We couldn't decided whether or no to visit. We were
armed with a map and compass (Top Tip No.1, this is
essential, or at least a great help). Within two minutes
of leaving our riad we made a 'friend' who was "not a
guide", apparently. We wandered through a maze of
alleyways, eventually ending up - yes, you have
guessed - at the Tanneries. At the gate a group were
still grasping the handfuls of mint to their noses.
On entry we were also given fresh mint leaves, or as the
locals refer to them, a gas mask. Not a good omen.
Here I offer Top Tip No. 2 - if you feel the need to visit,
go in the early morning. I have a very good sense of
smell, and didn't find it unpleasant, although perhaps
I have become immune to 'unusual' aromas from visits
to India. The scene was grim, certainly not colourful.
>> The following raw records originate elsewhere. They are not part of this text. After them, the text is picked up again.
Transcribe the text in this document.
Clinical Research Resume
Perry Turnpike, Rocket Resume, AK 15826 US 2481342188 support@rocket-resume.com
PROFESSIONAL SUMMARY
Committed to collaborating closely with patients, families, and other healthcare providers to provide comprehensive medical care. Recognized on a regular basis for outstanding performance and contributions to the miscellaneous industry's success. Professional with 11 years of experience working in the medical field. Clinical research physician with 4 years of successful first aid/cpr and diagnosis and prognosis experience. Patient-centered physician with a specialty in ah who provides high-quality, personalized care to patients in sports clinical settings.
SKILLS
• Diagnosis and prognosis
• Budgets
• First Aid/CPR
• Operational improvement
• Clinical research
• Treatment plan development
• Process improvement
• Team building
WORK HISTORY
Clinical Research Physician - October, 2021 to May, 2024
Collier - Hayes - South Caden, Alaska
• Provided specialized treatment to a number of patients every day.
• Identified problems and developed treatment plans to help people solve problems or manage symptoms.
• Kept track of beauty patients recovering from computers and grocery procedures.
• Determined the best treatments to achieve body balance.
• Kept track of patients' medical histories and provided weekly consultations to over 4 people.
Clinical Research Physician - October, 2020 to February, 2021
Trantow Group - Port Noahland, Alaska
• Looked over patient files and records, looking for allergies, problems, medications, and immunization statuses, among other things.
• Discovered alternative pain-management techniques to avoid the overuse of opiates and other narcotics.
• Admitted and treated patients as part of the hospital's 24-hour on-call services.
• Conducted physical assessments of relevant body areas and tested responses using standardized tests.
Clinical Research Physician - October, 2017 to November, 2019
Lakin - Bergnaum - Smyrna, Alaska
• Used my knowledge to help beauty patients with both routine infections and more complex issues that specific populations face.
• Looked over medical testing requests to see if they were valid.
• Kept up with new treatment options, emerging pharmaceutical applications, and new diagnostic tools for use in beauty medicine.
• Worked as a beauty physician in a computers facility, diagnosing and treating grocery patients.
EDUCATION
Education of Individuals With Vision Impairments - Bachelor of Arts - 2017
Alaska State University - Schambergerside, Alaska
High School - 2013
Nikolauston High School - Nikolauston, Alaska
The picture shows the lime bath, which removes hair
and other 'things' from the leather. Next up the pigeon
poo bath to soften hide, and then the dye baths.
These were all a bit brown and black.
Conclusion - good to tick off list, curiosity satisfied.
The local do not like their photos taken, except for
money. 'Friends', gatekeepers, et all. also require
cash, as did the man watching us take a photo of
a donkey. Clearly he had nothing to do with said
donkey, but it was another earning opportunity.